Questo post sarà un tentativo di recensione di un libro che mi ha conquistata subito, appena l'ho visto sugli scaffali della libreria. E' ormai con me da qualche mese e ogni volta che ho bisogno di conforto dal grigiore quotidiano lo prendo e lo sfoglio.
Ha lo stesso effetto di una giornata all'aperto in un parco, di un giro nel web alla ricerca di blog come quelli che trovate in fondo alla mia pagina, di un film come Il giardino segreto o Il pranzo di Babette.
Il libro in questione, che vedete in fotografia nel suo habitat naturale (la carriola porta vasi che c'è qui fuori in terrazzo), si intitola Smalto, rossetto e pollice verde ed è di Laetitia Maklouf.
Mi rendo conto che le premesse non siano delle migliori, ma vi dirò che l'indice è composto da parole come decorare, gustare, sorseggiare, coltivare, lussureggiare e verdi voglie...in pratica il riassunto di tutto ciò che mi rilassa e mi interessa.
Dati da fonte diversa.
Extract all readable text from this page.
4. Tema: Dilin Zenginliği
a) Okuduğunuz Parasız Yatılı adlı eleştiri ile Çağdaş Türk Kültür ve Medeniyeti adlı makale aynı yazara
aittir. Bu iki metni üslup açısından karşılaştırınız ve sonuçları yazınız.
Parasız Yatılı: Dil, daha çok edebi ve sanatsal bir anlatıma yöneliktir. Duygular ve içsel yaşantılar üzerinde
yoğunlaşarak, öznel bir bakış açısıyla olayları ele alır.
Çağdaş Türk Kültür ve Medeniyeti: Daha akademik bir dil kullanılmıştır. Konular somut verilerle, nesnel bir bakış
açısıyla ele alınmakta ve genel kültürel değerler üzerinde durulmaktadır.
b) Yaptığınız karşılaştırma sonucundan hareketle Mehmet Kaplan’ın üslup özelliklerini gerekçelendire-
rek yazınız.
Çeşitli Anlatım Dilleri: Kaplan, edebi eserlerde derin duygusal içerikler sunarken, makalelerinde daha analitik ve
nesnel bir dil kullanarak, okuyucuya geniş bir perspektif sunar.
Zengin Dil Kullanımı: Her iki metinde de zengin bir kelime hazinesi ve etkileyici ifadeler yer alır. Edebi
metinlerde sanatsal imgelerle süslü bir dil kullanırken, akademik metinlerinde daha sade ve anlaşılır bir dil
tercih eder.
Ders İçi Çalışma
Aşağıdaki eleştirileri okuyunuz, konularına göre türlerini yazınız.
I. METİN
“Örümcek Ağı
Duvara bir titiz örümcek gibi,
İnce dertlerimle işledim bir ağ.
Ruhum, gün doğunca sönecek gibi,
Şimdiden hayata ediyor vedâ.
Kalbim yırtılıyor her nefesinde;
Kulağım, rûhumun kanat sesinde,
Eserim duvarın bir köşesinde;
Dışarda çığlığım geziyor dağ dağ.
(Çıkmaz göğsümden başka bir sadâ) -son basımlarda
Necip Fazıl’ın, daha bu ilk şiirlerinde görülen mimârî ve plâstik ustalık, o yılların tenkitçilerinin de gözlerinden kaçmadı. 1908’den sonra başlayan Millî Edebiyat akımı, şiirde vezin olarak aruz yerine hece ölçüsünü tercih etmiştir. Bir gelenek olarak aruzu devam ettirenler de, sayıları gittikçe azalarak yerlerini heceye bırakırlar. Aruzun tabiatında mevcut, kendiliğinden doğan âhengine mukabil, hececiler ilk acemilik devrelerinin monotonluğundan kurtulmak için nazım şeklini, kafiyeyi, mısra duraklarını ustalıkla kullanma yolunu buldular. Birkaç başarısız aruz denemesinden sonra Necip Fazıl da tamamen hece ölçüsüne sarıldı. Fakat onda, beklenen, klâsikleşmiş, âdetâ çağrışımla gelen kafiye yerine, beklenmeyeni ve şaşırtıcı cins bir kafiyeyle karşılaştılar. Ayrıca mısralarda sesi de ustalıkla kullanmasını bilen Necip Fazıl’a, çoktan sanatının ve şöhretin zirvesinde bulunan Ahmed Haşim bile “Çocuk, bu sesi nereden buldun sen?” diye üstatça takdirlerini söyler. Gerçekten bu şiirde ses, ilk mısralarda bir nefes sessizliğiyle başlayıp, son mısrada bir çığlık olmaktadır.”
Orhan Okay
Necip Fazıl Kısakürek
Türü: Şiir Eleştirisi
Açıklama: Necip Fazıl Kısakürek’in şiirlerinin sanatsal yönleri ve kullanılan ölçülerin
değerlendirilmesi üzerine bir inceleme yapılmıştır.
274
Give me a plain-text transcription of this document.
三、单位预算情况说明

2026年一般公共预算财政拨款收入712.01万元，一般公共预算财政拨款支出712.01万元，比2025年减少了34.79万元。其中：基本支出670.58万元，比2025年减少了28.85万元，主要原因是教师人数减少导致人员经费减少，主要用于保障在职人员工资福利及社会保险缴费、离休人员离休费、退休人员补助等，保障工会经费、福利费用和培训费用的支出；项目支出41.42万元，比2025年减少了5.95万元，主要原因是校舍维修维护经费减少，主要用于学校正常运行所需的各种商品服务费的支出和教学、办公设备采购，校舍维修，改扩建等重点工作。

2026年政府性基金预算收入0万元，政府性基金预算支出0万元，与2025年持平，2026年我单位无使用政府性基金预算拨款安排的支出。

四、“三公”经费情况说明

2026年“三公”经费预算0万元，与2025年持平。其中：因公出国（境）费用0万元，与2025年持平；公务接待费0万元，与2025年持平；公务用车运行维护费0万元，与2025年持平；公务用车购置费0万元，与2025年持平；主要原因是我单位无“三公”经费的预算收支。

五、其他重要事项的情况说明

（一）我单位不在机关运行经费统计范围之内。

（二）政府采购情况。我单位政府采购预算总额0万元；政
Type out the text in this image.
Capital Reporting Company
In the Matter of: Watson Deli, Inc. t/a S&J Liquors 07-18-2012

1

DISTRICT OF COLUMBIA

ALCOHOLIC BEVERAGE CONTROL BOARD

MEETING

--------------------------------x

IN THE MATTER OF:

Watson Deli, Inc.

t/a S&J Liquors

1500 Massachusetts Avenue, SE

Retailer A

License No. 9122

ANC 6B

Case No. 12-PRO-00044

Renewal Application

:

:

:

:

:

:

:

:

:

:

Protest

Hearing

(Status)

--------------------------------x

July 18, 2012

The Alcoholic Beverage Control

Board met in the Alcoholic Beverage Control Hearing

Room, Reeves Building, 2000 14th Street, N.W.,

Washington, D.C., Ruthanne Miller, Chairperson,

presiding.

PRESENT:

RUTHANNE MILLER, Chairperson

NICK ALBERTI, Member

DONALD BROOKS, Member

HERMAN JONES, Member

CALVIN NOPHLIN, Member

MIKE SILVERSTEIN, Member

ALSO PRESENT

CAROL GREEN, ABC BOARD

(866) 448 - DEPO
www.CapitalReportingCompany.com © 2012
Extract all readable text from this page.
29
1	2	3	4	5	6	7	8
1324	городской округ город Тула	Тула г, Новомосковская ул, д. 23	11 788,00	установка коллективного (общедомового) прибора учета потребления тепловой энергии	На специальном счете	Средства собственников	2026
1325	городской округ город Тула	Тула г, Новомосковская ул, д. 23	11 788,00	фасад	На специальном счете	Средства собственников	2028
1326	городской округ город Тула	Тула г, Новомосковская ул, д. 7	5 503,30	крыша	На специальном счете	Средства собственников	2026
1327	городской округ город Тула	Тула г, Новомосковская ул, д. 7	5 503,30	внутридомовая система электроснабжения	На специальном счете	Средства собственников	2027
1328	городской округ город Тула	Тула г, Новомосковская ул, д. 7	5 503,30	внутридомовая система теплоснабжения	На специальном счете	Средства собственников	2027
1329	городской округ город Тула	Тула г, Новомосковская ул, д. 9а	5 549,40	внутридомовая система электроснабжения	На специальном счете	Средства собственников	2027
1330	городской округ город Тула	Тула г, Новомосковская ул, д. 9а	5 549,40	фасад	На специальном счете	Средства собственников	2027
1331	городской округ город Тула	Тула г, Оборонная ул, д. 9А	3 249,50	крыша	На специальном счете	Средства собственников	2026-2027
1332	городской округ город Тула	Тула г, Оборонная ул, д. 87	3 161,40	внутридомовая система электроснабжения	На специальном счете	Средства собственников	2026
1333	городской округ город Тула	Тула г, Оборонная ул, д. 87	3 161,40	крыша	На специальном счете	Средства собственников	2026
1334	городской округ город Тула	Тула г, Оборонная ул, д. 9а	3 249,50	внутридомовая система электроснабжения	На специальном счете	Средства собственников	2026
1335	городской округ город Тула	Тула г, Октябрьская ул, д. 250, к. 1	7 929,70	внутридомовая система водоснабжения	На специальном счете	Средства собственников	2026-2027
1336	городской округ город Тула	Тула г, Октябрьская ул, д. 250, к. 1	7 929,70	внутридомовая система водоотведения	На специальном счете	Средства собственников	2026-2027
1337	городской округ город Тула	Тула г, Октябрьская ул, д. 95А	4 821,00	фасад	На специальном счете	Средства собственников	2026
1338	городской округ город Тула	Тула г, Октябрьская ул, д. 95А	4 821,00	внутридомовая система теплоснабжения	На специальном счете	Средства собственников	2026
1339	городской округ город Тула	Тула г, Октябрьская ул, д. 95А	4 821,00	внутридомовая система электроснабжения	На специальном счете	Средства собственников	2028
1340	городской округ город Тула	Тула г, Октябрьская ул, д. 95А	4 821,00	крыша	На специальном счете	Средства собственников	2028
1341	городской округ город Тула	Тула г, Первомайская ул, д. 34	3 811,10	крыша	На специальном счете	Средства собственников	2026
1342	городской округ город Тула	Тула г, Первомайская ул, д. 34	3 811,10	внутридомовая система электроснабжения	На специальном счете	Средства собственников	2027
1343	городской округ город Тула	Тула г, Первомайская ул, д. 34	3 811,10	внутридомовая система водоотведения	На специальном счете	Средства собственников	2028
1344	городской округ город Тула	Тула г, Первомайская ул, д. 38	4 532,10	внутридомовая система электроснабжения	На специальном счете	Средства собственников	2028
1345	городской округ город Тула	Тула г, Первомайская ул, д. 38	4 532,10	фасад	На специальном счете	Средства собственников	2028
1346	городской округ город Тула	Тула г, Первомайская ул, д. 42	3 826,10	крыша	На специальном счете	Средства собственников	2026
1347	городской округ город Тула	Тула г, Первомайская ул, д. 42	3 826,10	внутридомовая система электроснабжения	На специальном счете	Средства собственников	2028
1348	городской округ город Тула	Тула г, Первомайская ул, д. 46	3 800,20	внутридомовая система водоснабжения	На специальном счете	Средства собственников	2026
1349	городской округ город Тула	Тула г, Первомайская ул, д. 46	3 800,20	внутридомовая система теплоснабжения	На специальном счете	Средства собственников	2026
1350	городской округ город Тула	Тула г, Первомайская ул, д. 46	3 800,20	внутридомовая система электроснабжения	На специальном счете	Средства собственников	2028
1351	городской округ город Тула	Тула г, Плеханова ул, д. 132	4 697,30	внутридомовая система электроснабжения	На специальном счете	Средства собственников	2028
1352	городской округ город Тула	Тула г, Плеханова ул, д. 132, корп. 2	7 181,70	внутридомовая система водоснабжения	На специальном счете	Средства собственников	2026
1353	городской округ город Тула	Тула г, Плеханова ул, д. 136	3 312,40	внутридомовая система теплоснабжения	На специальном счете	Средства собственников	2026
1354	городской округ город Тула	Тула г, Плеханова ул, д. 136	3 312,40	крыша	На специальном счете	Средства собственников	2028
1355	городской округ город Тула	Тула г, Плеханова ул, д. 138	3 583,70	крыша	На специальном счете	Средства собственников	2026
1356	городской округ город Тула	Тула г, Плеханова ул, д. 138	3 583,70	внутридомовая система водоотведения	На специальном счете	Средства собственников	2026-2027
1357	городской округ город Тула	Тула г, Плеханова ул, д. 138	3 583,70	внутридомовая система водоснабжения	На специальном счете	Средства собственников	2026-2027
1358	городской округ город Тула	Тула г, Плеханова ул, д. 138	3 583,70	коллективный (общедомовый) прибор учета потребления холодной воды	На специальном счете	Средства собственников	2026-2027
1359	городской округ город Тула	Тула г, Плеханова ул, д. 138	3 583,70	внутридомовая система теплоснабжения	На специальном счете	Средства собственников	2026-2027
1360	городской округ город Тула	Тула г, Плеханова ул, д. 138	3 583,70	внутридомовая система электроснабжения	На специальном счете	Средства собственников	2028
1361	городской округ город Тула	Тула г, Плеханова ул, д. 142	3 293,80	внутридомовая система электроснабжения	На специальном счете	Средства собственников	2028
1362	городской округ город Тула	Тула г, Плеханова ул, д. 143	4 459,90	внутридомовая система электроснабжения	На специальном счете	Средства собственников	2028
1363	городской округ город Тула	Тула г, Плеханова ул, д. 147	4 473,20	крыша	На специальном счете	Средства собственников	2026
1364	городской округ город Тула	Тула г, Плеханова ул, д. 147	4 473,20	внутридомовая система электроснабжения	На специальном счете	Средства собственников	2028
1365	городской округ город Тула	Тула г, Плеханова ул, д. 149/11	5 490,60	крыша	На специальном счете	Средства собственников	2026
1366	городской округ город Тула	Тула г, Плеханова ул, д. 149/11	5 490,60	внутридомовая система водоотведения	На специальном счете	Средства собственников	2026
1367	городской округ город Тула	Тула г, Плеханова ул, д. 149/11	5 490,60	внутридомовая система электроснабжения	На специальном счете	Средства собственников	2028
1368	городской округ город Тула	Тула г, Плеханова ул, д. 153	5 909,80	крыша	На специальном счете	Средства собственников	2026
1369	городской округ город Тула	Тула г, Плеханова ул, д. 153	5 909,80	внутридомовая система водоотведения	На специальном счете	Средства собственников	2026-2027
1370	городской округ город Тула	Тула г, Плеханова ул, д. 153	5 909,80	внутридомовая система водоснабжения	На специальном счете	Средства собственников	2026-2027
L'autrice racconta di essere stata folgorata dal giardinaggio mentre lavorava in ufficio e di aver mollato tutto per iscriversi ad un corso di orticoltura e seguire il suo sogno: ehm, dovrei forse pormi qualche fondamentale domanda?
Sicuramente in questa pagine lucide coloratissime e piene di foto affascinanti non ci sono le risposte che cerco e forse le notizie e i suggerimenti scritti nel libro non sono scientificamente impeccabili, ma ci sono frasi come "...Non è mai esistita una sola pianta nella storia del mondo che non sia cresciuta per paura di morire; sono gli uomini e le donne che si comportano così: evitano di fare cose per il rischio che non vadano per il verso giusto..." che io trovo semplicemente perfetta. Perfetta per me, si intende.
Troverete capitoli dedicati alla scelta della terra e degli utensili adatti a lavorarla, si trovano definizioni base e consigli sui tipi di piante in commercio.
Leggendo alla sera sotto le coperte ho imparato a decorare una tavola con ciclamini in tazzina, a mangiare i nasturzi, ad abbellire vecchi barattoli di marmellata e a regalare bulbi primaverili ai nuovi nati. Ci sono un'infinità di strane ricette e di principi base del giardinaggio.
Credo che non sia un libro per tutti, perchè è davvero insolito e ha un taglio forse incomprensibile ai più, questo può sembrare un discorso presuntuoso ma voglio dire tutt'altro: mi sono trovata davanti a qualcosa che mi ha saputo attrarre subito e continua a farlo, nonostante con tutta probabilità non abbia nulla di particolare o di irresistibile.
Per chi di voi sia comunque curioso e voglia dargli un'occhiata è un libro del 2008, edizioni TEA e costa sui 25 euro. Su You Tube si trovano anche alcuni video dell'autrice, in inglese.